Low-Income Country Debt Rises to Record $860 Billion in 2020
Governments around the world responded to the COVID-19 pandemic with massive fiscal, monetary, and financial stimulus packages. While these measures were aimed at addressing the health emergency, cushioning the impact of the pandemic on the poor and vulnerable and putting countries on a path to recovery, the resulting debt burden of the world’s low-income countries rose 12% to a record $860 billion in 2020, according to a new World Bank report.
Even prior to the pandemic, many low- and middle-income countries were in a vulnerable position, with slowing economic growth and public and external debt at elevated levels. External debt stocks of low- and middle-income countries combined rose 5.3% in 2020 to $8.7 trillion. According to the new International Debt Statistics 2022 report, an encompassing approach to managing debt is needed to help low- and middle-income countries assess and curtail risks and achieve sustainable debt levels.
“We need a comprehensive approach to the debt problem, including debt reduction, swifter restructuring and improved transparency,” said World Bank Group President David Malpass. “Sustainable debt levels are vital for economic recovery and poverty reduction.”
The deterioration in debt indicators was widespread and impacted countries in all regions. Across all low- and middle-income countries, the rise in external indebtedness outpaced Gross National Income (GNI) and export growth. Low- and middle-income countries’ external debt-to-GNI ratio (excluding China) rose to 42% in 2020 from 37% in 2019 while their debt-to-export ratio increased to 154% in 2020 from 126% in 2019.
In response to the unprecedented challenges posed by the pandemic and at the urging of the World Bank Group and the International Monetary Fund, in April 2020, the G20 launched the Debt Service Suspension Initiative (DSSI) to provide temporary liquidity support for low-income countries.

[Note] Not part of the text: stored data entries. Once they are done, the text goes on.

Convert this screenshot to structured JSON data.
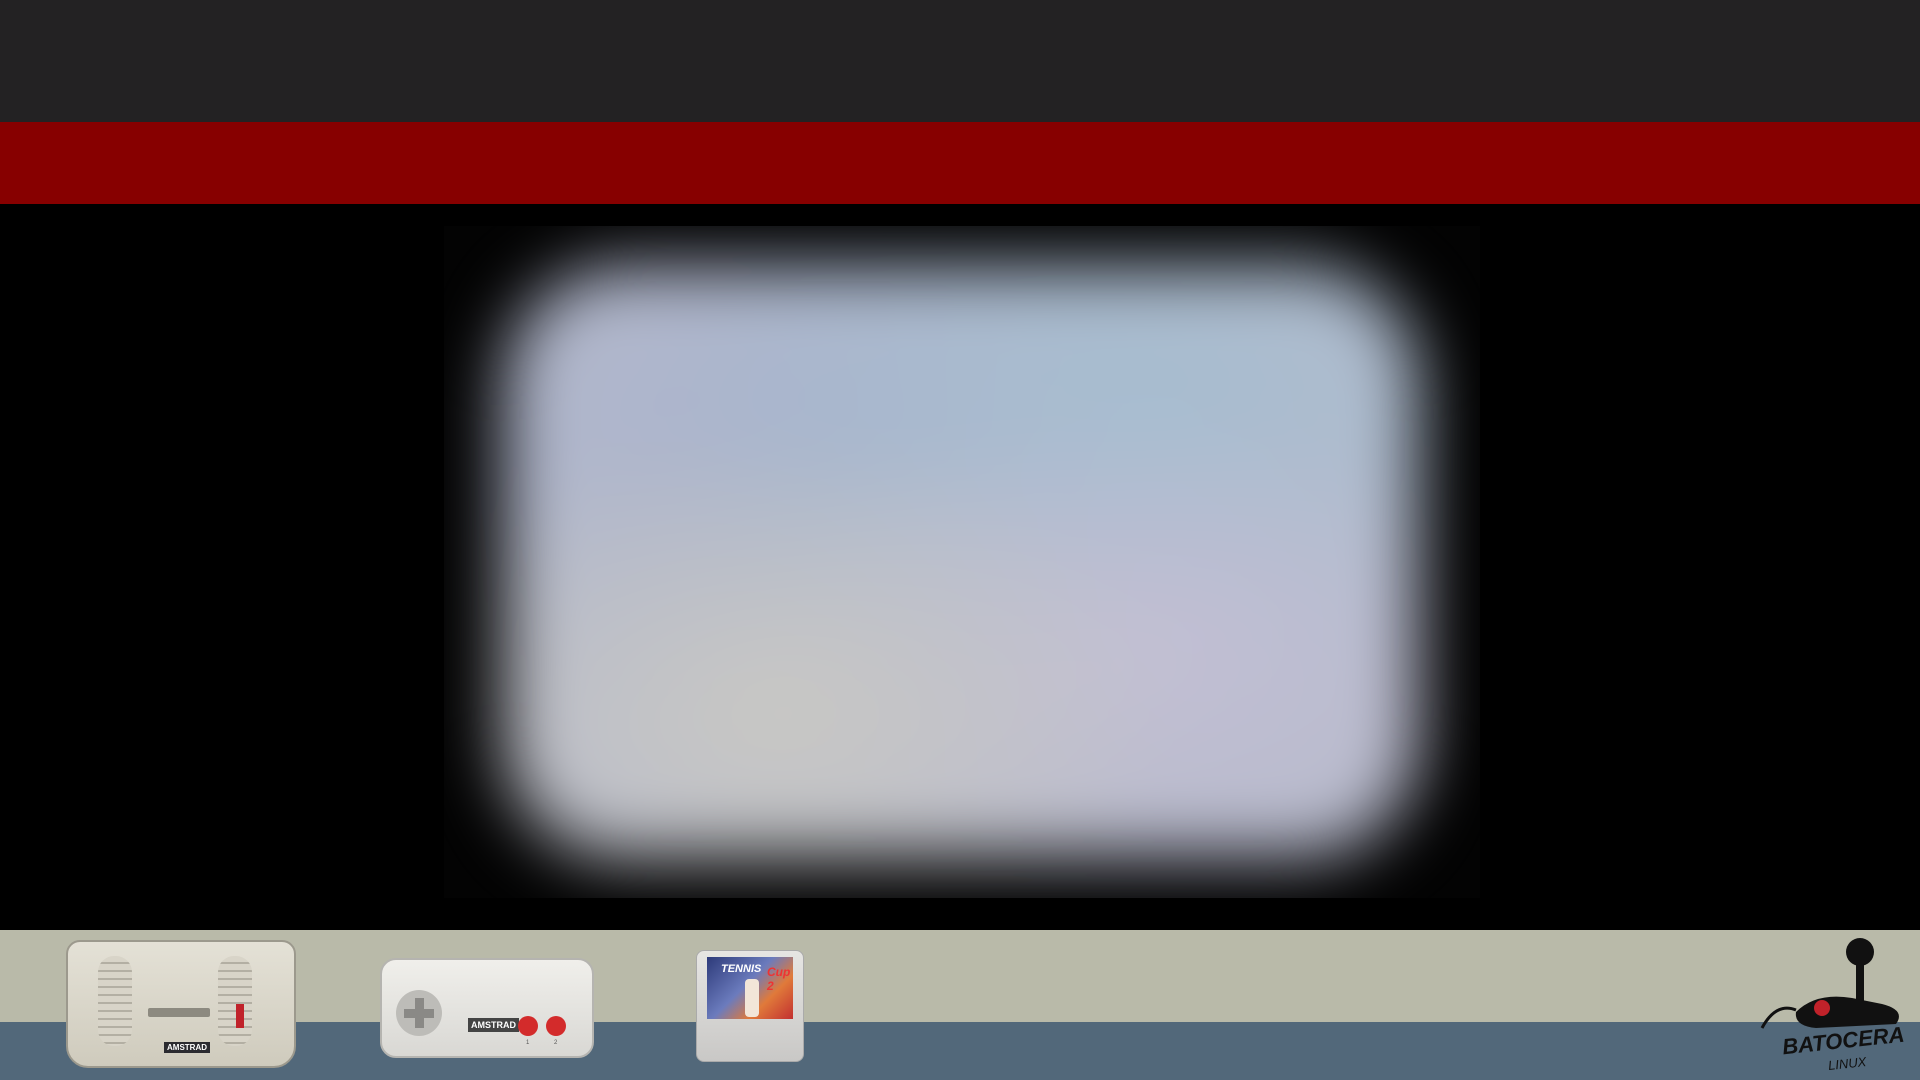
{
  "console": {
    "brand_label": "AMSTRAD"
  },
  "controller": {
    "brand_label": "AMSTRAD",
    "button_1_label": "1",
    "button_2_label": "2"
  },
  "cartridge": {
    "title_text": "TENNIS",
    "subtitle_text": "Cup 2"
  },
  "logo": {
    "name": "BATOCERA",
    "sub": "LINUX"
  },
  "colors": {
    "top_band": "#232223",
    "accent_band": "#870000",
    "bottom_cream": "#b9baa9",
    "bottom_slate": "#52687a"
  }
}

The G-20 countries agreed to extend the deferral period through the end of 2021. In November 2020, the G20 agreed on a Common Framework for Debt Treatments beyond the DSSI, an initiative to restructure unsustainable debt situations and protracted financing gaps in DSSI-eligible countries.

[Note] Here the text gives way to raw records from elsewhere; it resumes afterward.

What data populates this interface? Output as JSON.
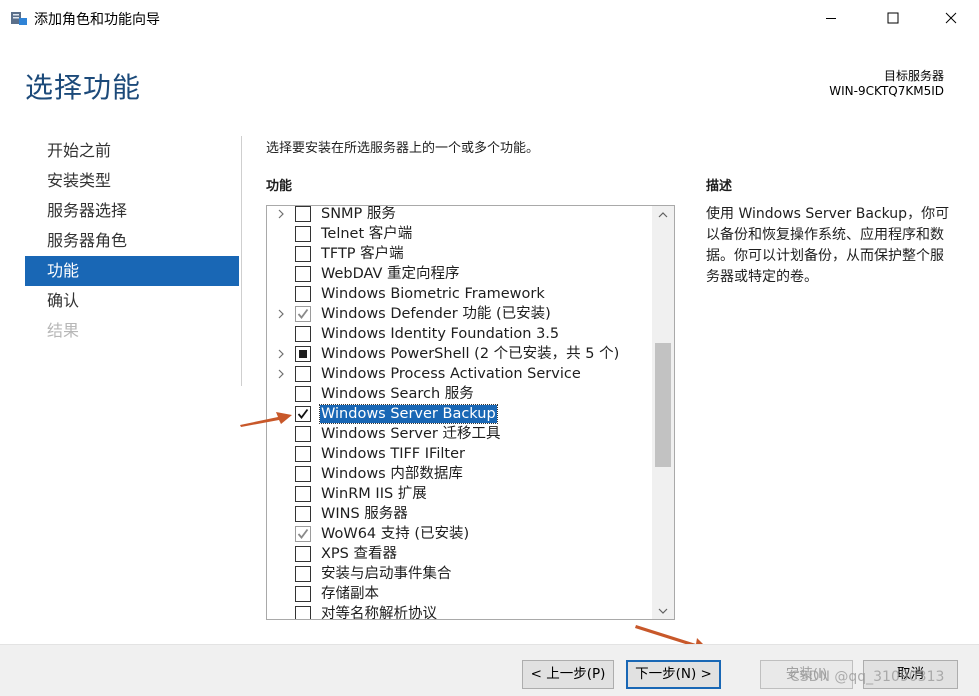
{
  "window": {
    "title": "添加角色和功能向导",
    "controls": {
      "minimize": "minimize-icon",
      "maximize": "maximize-icon",
      "close": "close-icon"
    }
  },
  "header": {
    "title": "选择功能",
    "target_label": "目标服务器",
    "target_value": "WIN-9CKTQ7KM5ID"
  },
  "nav": {
    "items": [
      {
        "label": "开始之前",
        "state": "normal"
      },
      {
        "label": "安装类型",
        "state": "normal"
      },
      {
        "label": "服务器选择",
        "state": "normal"
      },
      {
        "label": "服务器角色",
        "state": "normal"
      },
      {
        "label": "功能",
        "state": "active"
      },
      {
        "label": "确认",
        "state": "normal"
      },
      {
        "label": "结果",
        "state": "disabled"
      }
    ]
  },
  "main": {
    "instruction": "选择要安装在所选服务器上的一个或多个功能。",
    "features_heading": "功能",
    "features": [
      {
        "label": "SNMP 服务",
        "expandable": true,
        "check": "none"
      },
      {
        "label": "Telnet 客户端",
        "expandable": false,
        "check": "none"
      },
      {
        "label": "TFTP 客户端",
        "expandable": false,
        "check": "none"
      },
      {
        "label": "WebDAV 重定向程序",
        "expandable": false,
        "check": "none"
      },
      {
        "label": "Windows Biometric Framework",
        "expandable": false,
        "check": "none"
      },
      {
        "label": "Windows Defender 功能 (已安装)",
        "expandable": true,
        "check": "installed"
      },
      {
        "label": "Windows Identity Foundation 3.5",
        "expandable": false,
        "check": "none"
      },
      {
        "label": "Windows PowerShell (2 个已安装，共 5 个)",
        "expandable": true,
        "check": "partial"
      },
      {
        "label": "Windows Process Activation Service",
        "expandable": true,
        "check": "none"
      },
      {
        "label": "Windows Search 服务",
        "expandable": false,
        "check": "none"
      },
      {
        "label": "Windows Server Backup",
        "expandable": false,
        "check": "checked",
        "selected": true
      },
      {
        "label": "Windows Server 迁移工具",
        "expandable": false,
        "check": "none"
      },
      {
        "label": "Windows TIFF IFilter",
        "expandable": false,
        "check": "none"
      },
      {
        "label": "Windows 内部数据库",
        "expandable": false,
        "check": "none"
      },
      {
        "label": "WinRM IIS 扩展",
        "expandable": false,
        "check": "none"
      },
      {
        "label": "WINS 服务器",
        "expandable": false,
        "check": "none"
      },
      {
        "label": "WoW64 支持 (已安装)",
        "expandable": false,
        "check": "installed"
      },
      {
        "label": "XPS 查看器",
        "expandable": false,
        "check": "none"
      },
      {
        "label": "安装与启动事件集合",
        "expandable": false,
        "check": "none"
      },
      {
        "label": "存储副本",
        "expandable": false,
        "check": "none"
      },
      {
        "label": "对等名称解析协议",
        "expandable": false,
        "check": "none"
      }
    ],
    "description_heading": "描述",
    "description_text": "使用 Windows Server Backup，你可以备份和恢复操作系统、应用程序和数据。你可以计划备份，从而保护整个服务器或特定的卷。"
  },
  "footer": {
    "prev_label": "< 上一步(P)",
    "next_label": "下一步(N) >",
    "install_label": "安装(I)",
    "cancel_label": "取消"
  },
  "watermark": "CSDN @qq_31090313",
  "colors": {
    "accent": "#1967b5",
    "title": "#1c4a7a",
    "annotation_arrow": "#c8582a"
  }
}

Overall, in 2020, net inflows from multilateral creditors to low- and middle-income countries rose to $117 billion, the highest level in a decade. Net debt inflows of external public debt to low-income countries rose 25% to $71 billion, also the highest level in a decade. Multilateral creditors, including the IMF, provided $42 billion in net inflows while bilateral creditors accounted for an additional $10 billion.
“Economies across the globe face a daunting challenge posed by high and rapidly rising debt levels,” said Carmen Reinhart, Senior Vice President and Chief Economist of the World Bank Group. “Policymakers need to prepare for the possibility of debt distress when financial market conditions turn less benign, particularly in emerging market and developing economies.”

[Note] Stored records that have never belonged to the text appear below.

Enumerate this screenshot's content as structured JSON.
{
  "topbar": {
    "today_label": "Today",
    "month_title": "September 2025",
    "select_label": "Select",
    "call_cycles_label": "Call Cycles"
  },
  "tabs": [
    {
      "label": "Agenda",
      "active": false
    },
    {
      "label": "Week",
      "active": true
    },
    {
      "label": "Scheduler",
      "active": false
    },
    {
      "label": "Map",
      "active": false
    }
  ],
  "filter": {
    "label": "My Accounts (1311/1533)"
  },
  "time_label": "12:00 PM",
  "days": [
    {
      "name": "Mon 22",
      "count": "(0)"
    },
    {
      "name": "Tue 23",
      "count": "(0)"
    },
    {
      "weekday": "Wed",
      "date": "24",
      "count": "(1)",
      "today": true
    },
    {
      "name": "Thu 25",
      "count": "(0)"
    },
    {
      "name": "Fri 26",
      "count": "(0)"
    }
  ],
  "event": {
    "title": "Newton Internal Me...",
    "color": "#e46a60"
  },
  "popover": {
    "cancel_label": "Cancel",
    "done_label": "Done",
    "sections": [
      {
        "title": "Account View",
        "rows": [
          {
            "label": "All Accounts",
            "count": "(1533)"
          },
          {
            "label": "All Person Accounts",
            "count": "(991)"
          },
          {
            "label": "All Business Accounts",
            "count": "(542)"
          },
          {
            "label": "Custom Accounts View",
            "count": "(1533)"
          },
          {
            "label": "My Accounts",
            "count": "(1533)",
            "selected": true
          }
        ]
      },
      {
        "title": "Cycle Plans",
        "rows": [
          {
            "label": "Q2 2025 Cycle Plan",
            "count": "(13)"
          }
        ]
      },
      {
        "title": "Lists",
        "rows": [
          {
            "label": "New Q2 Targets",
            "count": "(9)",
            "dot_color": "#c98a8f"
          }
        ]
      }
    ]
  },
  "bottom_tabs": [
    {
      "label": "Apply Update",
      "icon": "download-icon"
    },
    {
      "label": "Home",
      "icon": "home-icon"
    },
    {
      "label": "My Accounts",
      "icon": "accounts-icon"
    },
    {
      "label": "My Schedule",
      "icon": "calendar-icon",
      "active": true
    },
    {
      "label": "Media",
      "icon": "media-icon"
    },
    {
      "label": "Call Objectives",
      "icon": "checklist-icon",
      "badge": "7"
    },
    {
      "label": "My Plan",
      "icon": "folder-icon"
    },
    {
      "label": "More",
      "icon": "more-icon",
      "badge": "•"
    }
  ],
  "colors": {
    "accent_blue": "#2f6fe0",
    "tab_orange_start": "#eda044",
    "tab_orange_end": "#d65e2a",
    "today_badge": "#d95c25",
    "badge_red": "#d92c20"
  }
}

Greater debt transparency is critical in addressing the risks posed by rising debt in many developing countries. To facilitate transparency, International Debt Statistics 2022 was expanded to provide more detailed and disaggregated data on external debt than ever before. The data now gives the breakdown of a borrowing country’s external debt stock to show the amount owed to each official and private creditor, the currency composition of this debt, and the terms on which loans were extended. For DSSI-eligible countries the dataset was expanded to include the debt service deferred in 2020 by each bilateral creditor and the projected month-by-month debt-service payments owed to them through 2021. The World Bank will also publish soon a new Debt Transparency in Developing Economies report that takes stock of debt transparency challenges in low-income countries and lays out a detailed list of recommendations to address them.
International Debt Statistics (IDS) is a longstanding annual publication of the World Bank featuring external debt statistics and analysis for the 123 low- and middle-income countries that report to the World Bank Debt Reporting System (DRS).